Lettuce, radishes and spring onions make for fast crops.

There’s something particularly satisfying about picking your salad, fresh from the garden and using it straight away. You can’t get fresher. But it’s also knowing that you coaxed it along yourself, from seed to salad bowl. We’ve had a good crop so far this year. Plenty of radishes, too much lettuce and a good amount of spring onions. Unfortunately, we weren’t able to make the most of it, without a working kitchen, though on sunny days we’ve been outside with the barbecue and having them nearby has been great.

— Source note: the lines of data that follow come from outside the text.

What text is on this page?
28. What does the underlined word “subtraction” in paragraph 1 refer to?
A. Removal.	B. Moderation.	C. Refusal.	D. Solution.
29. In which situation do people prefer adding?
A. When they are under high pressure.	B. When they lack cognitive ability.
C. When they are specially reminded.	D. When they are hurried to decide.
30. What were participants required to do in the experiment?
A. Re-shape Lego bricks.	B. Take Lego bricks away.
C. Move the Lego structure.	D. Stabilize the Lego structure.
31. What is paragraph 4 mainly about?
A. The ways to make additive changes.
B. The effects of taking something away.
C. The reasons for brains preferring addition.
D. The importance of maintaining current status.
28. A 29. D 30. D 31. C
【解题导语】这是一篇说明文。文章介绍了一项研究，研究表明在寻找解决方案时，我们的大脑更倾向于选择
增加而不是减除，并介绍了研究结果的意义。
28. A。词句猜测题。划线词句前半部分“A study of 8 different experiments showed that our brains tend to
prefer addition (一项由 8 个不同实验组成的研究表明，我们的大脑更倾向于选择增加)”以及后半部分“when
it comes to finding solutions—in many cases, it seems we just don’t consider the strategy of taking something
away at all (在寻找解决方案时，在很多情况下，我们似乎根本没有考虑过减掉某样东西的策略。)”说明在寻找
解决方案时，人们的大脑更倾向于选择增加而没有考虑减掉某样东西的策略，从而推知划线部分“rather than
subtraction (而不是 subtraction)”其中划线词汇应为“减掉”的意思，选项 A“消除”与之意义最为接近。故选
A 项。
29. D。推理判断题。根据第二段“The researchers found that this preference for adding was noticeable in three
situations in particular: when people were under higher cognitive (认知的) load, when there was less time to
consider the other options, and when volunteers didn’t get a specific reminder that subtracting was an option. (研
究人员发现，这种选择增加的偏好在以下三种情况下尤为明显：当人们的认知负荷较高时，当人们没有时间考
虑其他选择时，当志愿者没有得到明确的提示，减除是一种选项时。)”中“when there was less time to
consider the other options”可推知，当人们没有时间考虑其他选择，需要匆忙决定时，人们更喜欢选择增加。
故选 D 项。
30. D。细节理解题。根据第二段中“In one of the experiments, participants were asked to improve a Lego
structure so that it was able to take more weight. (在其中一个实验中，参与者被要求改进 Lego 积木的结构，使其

Now the kitchen is finally finished, we’re cooking properly again and I’ve been working to finish the oldest crops, as a new batch of seedlings will soon be ready. This approach is called ‘successional sowing’ and works particularly well where you only have a small growing area and fast growing crops like radishes. I struggle to keep up with it sometimes, finding the right window in a busy week and knowing when is the right moment to move on to a new crop with limited space can be tricky, but it’s worth it when it pans out and you can keep reaping the reward. Sowing fast growing crops roughly every fortnight should ensure constant cropping.

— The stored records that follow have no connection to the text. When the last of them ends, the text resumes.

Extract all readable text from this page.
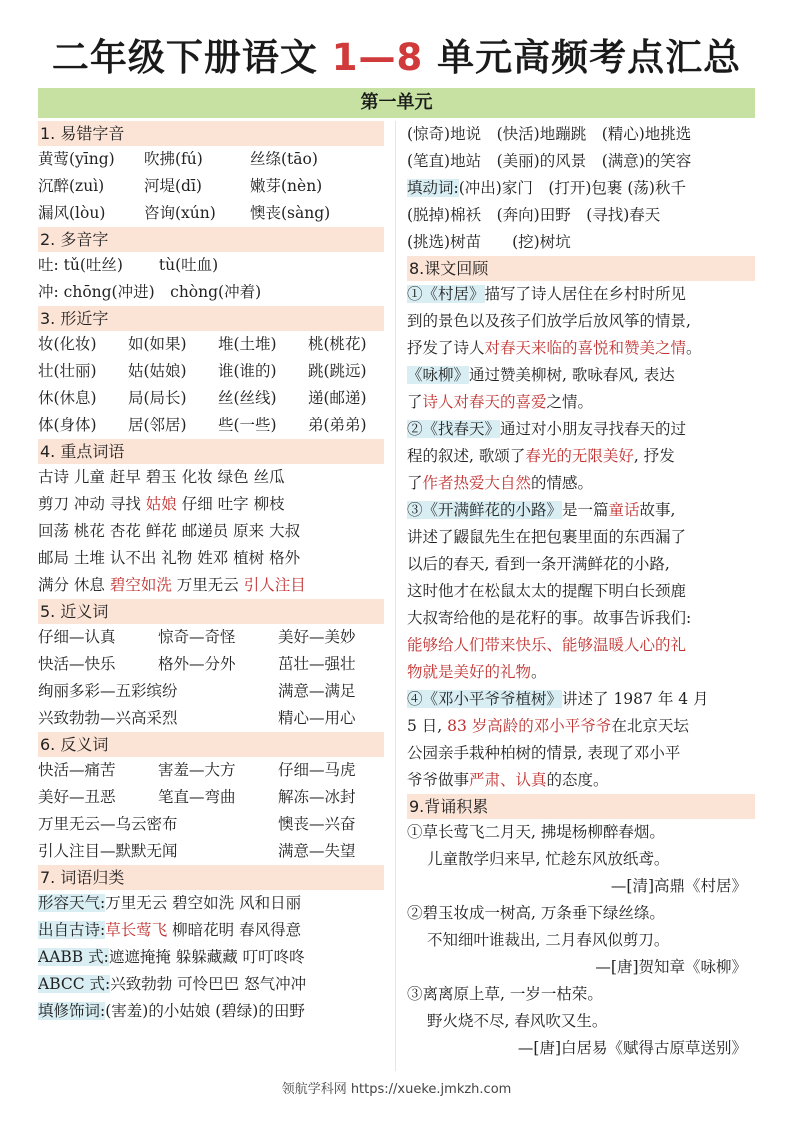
二年级下册语文 1—8 单元高频考点汇总
第一单元
1. 易错字音
黄莺(yīng) 吹拂(fú)	丝绦(tāo)
沉醉(zuì)	河堤(dī)	嫩芽(nèn)
漏风(lòu) 咨询(xún) 懊丧(sàng)
2. 多音字
吐: tǔ(吐丝)　　 tù(吐血)
冲: chōng(冲进)　chòng(冲着)
3. 形近字
妆(化妆) 如(如果) 堆(土堆) 桃(桃花)
壮(壮丽) 姑(姑娘) 谁(谁的) 跳(跳远)
休(休息) 局(局长) 丝(丝线) 递(邮递)
体(身体) 居(邻居) 些(一些) 弟(弟弟)
4. 重点词语
古诗 儿童 赶早 碧玉 化妆 绿色 丝瓜
剪刀 冲动 寻找 姑娘 仔细 吐字 柳枝
回荡 桃花 杏花 鲜花 邮递员 原来 大叔
邮局 土堆 认不出 礼物 姓邓 植树 格外
满分 休息 碧空如洗 万里无云 引人注目
5. 近义词
仔细—认真	惊奇—奇怪	美好—美妙
快活—快乐	格外—分外	茁壮—强壮
绚丽多彩—五彩缤纷	满意—满足
兴致勃勃—兴高采烈	精心—用心
6. 反义词
快活—痛苦	害羞—大方	仔细—马虎
美好—丑恶	笔直—弯曲	解冻—冰封
万里无云—乌云密布	懊丧—兴奋
引人注目—默默无闻	满意—失望
7. 词语归类
形容天气:万里无云 碧空如洗 风和日丽
出自古诗:草长莺飞 柳暗花明 春风得意
AABB 式:遮遮掩掩 躲躲藏藏 叮叮咚咚
ABCC 式:兴致勃勃 可怜巴巴 怒气冲冲
填修饰词:(害羞)的小姑娘 (碧绿)的田野
(惊奇)地说　(快活)地蹦跳　(精心)地挑选
(笔直)地站　(美丽)的风景　(满意)的笑容
填动词:(冲出)家门　(打开)包裹 (荡)秋千
(脱掉)棉袄　(奔向)田野　(寻找)春天
(挑选)树苗　　(挖)树坑
8.课文回顾
①《村居》描写了诗人居住在乡村时所见
到的景色以及孩子们放学后放风筝的情景,
抒发了诗人对春天来临的喜悦和赞美之情。
《咏柳》通过赞美柳树, 歌咏春风, 表达
了诗人对春天的喜爱之情。
②《找春天》通过对小朋友寻找春天的过
程的叙述, 歌颂了春光的无限美好, 抒发
了作者热爱大自然的情感。
③《开满鲜花的小路》是一篇童话故事,
讲述了鼹鼠先生在把包裹里面的东西漏了
以后的春天, 看到一条开满鲜花的小路,
这时他才在松鼠太太的提醒下明白长颈鹿
大叔寄给他的是花籽的事。故事告诉我们:
能够给人们带来快乐、能够温暖人心的礼
物就是美好的礼物。
④《邓小平爷爷植树》讲述了 1987 年 4 月
5 日, 83 岁高龄的邓小平爷爷在北京天坛
公园亲手栽种柏树的情景, 表现了邓小平
爷爷做事严肃、认真的态度。
9.背诵积累
①草长莺飞二月天, 拂堤杨柳醉春烟。
儿童散学归来早, 忙趁东风放纸鸢。
—[清]高鼎《村居》
②碧玉妆成一树高, 万条垂下绿丝绦。
不知细叶谁裁出, 二月春风似剪刀。
—[唐]贺知章《咏柳》
③离离原上草, 一岁一枯荣。
野火烧不尽, 春风吹又生。
—[唐]白居易《赋得古原草送别》
领航学科网 https://xueke.jmkzh.com
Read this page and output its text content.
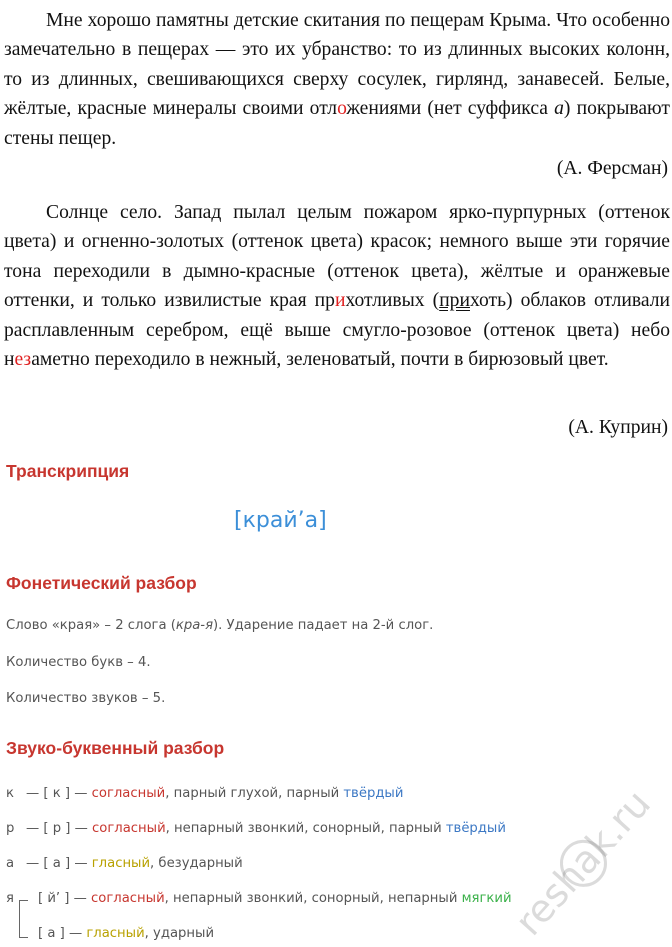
Мне хорошо памятны детские скитания по пещерам Крыма. Что особенно замечательно в пещерах — это их убранство: то из длинных высоких колонн, то из длинных, свешивающихся сверху сосулек, гирлянд, занавесей. Белые, жёлтые, красные минералы своими отложениями (нет суффикса а) покрывают стены пещер.
(А. Ферсман)
Солнце село. Запад пылал целым пожаром ярко-пурпурных (оттенок цвета) и огненно-золотых (оттенок цвета) красок; немного выше эти горячие тона переходили в дымно-красные (оттенок цвета), жёлтые и оранжевые оттенки, и только извилистые края прихотливых (прихоть) облаков отливали расплавленным серебром, ещё выше смугло-розовое (оттенок цвета) небо незаметно переходило в нежный, зеленоватый, почти в бирюзовый цвет.
(А. Куприн)
Транскрипция
[край’а]
Фонетический разбор
Слово «края» – 2 слога (кра-я). Ударение падает на 2-й слог.
Количество букв – 4.
Количество звуков – 5.
Звуко-буквенный разбор
к — [ к ] — согласный, парный глухой, парный твёрдый
р — [ р ] — согласный, непарный звонкий, сонорный, парный твёрдый
а — [ а ] — гласный, безударный
я [ й’ ] — согласный, непарный звонкий, сонорный, непарный мягкий
[ а ] — гласный, ударный	reshak.ru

Radish seedlings, well on their way.

Other plants I tend to grow in one go and enjoy them while they’re around. Courgettes are one of these. They take up quite a bit of room, but they produce in large amounts over many weeks and easily pay for themselves. This year I’ve also tried sugar snap peas, though I’ve failed to keep the snails off them (despite my best efforts) and the crop hasn’t been nearly as good as I’ve got with green beans in the past.

Baby yellow courgettes.
A sugar snap plant in bloom.

Having said that, they’ve been very handy for easily adding a spot of green to lunchtime meals for my son. Just a handful of them and a couple of spring onions, with some olive oil, lemon and grated parmesan, makes for a tasty bowl of pasta, even with an empty fridge. So this week I’ll be making time to take out some old vege and sow some more again, ready for a few week’s time…

Two ingredients from the garden.
Chop, add to pasta with olive oil, lemon juice, grated Parmesan and ground pepper.
A touch of green when the fridge is empty.